Google's Nexus Player is coming to the UK this week. But how does that set-top box differ from the company's Chromecast streaming dongle? Here we discuss what is the difference between Chromecast and Nexus Player. Updated 23/3/15.
Google Chromecast vs Nexus Player: What is Chromecast?
Chromecast is a £30 dongle that turns any TV into a smart TV. In its simplest form it is a wireless alternative to connecting your phone or tablet to your TV via HDMI in order to stream what's on the screen. Apps make it much more useful than that, however. Check out our full Google Chromecast review.
To set up Chromecast you simply plug it into a TV's HDMI port and power it up via USB; a mains adaptor is included in the box for use with TVs that do not have a USB port. The Chromecast then connects to your home Wi-Fi network, and is controlled via the Chromecast app on your Android or iOS phone, tablet, PC or laptop. For more detailed instructions see How to set up and use Chromecast.
Chromecast does not have its own user interface. To stream content to your TV you can either cast whatever is on your screen, or tap the Cast icon within compatible apps. BBC iPlayer, YouTube and Netflix are just a handful of apps that support Chromecast. Within the Chromecast app you'll also find apps built specifically for Chromecast, including games, multimedia and educational apps, and even apps that turn your TV and smartphone into a home CCTV system. See our list of the best free Chromecast apps you don't know about.
Google Chromecast vs Nexus Player: What is Nexus Player?
Nexus Player is a set-top box from Google, which costs £79 in the UK. Also see: Nexus Player UK release date, price and specs and 4 reasons we can't wait for Nexus Player to come to the UK.
Nexus Player is very much a Google version of Amazon's Fire TV, and a closer rival to the Apple TV, Sky Now TV and Roku 3 than it is to Chromecast (also see Best media streamers 2015). Nexus Player has its own user interface, Android TV, which is in essence a custom version of Android Lollipop.
Android TV is like any other smart TV system, except that rather than restricting you to the app stores of Samsung, Sony and the like, you can access Google Play apps and media content, as well as cast content from your other devices. Rather than a device you might pair with a phone or tablet, you might imagine Nexus Player as a device that turns your television into a huge-screen Android tablet, which you can then navigate with a dedicated remote control that supports voice search.

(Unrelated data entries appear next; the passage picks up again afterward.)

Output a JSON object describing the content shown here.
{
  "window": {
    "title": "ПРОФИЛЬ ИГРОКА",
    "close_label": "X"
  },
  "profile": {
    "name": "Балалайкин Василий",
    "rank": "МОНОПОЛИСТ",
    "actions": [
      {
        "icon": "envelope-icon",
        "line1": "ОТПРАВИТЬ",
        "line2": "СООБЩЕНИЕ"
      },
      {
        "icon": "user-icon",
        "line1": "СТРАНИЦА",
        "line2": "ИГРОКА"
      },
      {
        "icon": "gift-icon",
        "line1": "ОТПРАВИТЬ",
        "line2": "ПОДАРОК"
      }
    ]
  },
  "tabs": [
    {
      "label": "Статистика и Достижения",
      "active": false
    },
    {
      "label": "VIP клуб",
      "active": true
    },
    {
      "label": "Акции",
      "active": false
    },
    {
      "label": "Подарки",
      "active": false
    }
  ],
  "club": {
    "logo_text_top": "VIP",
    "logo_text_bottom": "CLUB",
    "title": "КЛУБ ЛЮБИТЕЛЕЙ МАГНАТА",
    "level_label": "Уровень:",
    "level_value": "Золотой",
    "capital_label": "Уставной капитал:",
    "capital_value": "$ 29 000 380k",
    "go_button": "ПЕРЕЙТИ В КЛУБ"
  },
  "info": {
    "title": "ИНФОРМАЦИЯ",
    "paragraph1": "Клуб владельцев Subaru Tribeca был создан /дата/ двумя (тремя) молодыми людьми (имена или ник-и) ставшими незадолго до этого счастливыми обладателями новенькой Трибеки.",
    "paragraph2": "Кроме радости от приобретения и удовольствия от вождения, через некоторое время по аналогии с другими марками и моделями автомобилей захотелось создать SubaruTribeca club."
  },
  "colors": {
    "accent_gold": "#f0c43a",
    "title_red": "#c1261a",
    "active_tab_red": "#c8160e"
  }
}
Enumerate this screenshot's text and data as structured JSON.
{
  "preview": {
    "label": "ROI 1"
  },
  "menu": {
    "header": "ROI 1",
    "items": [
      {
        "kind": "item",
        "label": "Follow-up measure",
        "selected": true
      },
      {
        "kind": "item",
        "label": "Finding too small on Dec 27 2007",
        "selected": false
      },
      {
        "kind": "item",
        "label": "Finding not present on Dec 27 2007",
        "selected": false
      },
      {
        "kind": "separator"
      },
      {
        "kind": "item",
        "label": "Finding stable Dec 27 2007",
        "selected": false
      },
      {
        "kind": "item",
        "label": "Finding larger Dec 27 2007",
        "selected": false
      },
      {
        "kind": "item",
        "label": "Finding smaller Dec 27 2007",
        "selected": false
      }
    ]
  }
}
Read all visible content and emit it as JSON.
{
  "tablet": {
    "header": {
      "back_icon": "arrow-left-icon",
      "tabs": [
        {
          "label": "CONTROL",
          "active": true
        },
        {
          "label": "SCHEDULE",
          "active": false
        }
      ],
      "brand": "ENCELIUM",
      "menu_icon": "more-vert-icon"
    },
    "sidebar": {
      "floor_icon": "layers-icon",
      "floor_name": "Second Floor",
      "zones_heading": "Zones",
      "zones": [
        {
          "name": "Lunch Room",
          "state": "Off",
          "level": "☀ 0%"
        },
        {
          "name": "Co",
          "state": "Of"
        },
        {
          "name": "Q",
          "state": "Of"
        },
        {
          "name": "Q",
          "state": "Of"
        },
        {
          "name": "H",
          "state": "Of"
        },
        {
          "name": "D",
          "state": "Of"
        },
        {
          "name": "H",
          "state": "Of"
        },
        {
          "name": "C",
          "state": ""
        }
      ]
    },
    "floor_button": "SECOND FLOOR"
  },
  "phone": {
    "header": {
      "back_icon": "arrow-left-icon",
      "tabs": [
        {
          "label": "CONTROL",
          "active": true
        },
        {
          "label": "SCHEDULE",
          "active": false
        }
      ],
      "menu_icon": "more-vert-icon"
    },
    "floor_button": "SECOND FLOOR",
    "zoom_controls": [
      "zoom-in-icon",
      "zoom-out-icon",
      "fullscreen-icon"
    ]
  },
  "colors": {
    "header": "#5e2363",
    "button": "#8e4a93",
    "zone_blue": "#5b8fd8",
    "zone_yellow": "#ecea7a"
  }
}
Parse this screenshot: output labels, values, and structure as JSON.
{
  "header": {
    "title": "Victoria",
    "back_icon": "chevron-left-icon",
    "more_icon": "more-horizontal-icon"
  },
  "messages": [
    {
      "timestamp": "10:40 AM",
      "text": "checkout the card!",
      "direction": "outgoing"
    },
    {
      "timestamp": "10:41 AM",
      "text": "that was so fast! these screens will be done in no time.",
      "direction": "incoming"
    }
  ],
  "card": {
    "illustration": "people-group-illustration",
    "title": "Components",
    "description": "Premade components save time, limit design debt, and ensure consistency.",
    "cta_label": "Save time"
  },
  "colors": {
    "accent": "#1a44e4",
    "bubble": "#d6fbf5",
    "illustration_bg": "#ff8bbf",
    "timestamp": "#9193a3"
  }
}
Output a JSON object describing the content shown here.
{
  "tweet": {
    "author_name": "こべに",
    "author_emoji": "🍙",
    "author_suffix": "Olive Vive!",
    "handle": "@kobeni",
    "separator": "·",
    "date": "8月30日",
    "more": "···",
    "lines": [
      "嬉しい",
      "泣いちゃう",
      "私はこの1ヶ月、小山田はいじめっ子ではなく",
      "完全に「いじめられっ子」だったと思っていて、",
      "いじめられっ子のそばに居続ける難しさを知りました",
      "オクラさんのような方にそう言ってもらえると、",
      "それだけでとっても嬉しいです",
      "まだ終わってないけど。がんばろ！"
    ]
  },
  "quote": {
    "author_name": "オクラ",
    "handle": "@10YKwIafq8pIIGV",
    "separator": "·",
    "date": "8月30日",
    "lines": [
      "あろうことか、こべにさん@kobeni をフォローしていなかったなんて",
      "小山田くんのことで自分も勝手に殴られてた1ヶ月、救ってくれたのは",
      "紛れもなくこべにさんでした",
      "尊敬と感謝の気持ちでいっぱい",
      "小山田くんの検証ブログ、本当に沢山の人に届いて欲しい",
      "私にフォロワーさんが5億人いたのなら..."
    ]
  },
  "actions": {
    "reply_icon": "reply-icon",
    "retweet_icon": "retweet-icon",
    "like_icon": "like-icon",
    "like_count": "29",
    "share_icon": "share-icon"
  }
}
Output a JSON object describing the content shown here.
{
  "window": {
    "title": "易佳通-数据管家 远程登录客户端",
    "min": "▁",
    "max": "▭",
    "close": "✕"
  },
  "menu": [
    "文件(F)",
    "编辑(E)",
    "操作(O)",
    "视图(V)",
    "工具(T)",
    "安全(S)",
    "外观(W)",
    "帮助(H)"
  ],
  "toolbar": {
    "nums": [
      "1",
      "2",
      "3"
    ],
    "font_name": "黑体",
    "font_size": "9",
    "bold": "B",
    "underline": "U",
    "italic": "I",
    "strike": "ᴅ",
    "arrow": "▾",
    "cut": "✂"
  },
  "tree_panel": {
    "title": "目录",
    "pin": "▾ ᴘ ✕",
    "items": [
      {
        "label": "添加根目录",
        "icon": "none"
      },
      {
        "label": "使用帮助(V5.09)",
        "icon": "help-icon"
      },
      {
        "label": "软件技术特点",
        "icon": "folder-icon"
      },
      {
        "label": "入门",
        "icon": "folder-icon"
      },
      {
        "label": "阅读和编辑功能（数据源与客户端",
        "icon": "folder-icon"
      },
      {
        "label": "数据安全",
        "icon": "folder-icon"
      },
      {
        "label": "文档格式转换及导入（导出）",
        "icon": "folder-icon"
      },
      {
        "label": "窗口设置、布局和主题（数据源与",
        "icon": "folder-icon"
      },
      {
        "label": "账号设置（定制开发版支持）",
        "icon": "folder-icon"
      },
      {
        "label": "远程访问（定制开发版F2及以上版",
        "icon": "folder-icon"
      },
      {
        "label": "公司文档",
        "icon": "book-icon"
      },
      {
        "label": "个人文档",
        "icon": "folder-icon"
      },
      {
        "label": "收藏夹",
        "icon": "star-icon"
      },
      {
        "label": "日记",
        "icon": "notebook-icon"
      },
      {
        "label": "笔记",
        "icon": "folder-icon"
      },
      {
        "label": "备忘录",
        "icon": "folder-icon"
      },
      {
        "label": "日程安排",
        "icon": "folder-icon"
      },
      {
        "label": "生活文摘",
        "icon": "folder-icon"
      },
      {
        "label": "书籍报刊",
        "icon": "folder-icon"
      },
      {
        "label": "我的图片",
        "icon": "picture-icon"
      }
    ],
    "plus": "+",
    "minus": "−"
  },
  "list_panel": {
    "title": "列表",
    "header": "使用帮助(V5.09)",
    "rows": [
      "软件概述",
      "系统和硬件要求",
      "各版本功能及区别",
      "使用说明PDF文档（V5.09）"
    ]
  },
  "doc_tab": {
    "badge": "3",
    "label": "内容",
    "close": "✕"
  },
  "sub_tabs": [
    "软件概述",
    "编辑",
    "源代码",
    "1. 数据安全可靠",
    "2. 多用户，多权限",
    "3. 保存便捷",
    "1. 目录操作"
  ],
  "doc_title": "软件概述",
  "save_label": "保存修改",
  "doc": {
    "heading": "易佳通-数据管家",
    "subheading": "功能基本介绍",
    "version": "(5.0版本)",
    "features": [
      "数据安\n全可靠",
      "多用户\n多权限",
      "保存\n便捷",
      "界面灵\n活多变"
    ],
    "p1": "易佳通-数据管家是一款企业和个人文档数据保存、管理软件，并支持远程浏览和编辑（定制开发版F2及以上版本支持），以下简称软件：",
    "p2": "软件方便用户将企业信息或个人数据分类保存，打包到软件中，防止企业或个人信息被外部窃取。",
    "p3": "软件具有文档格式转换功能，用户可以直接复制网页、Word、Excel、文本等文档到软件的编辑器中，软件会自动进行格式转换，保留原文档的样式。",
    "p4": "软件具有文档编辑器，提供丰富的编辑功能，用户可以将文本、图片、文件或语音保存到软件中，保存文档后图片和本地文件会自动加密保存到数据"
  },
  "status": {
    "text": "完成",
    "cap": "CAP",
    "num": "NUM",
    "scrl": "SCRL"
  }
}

Given that your TV is likely the largest screen in your house, it's well suited to gaming. Android TV lets you play Android games on your TV, sync progress with your other devices to pick up later, and engage in online multiplayer modes. For the Nexus Player a console-style controller is available as an accessory.
Google Chromecast vs Nexus Player: What is the difference between Chromecast and Nexus Player?
The biggest difference between these two devices is the Android TV user interface, which turns the Nexus Player into a proper home-entertainment system, offering personalised recommendations on content you might enjoy; without Android TV, Chromecast is simply a fancy wireless equivalent to an HDMI cable.
Perhaps the more obvious difference is in their specifications, which goes some way to explain why Nexus Player is three times the price of Chromecast. Whereas the Chromecast is a small (72x35x12mm) and light (34g) dongle with a single HDMI port and a Micro-USB connection, the puc-shaped Nexus Player is a proper set-top box, 120x120x120mm and 235g, with its own hardware inside. Other than your TV, it doesn't rely on a second device - phone, tablet, PC or laptop - to operate.
The Nexus Player is powered by a 1.8GHz Intel Atom quad-core processor, Imagination PowerVR Series 6 graphics and 1GB of RAM, and it has 8GB of storage. There's support for the lastest 802.11ac Wi-Fi and Bluetooth 4.1, plus an HDMI output for connecting it to your TV. Nexus Player also comes with a dedicated remote control with support for voice search, plus a gaming controller is available as an optional accessory.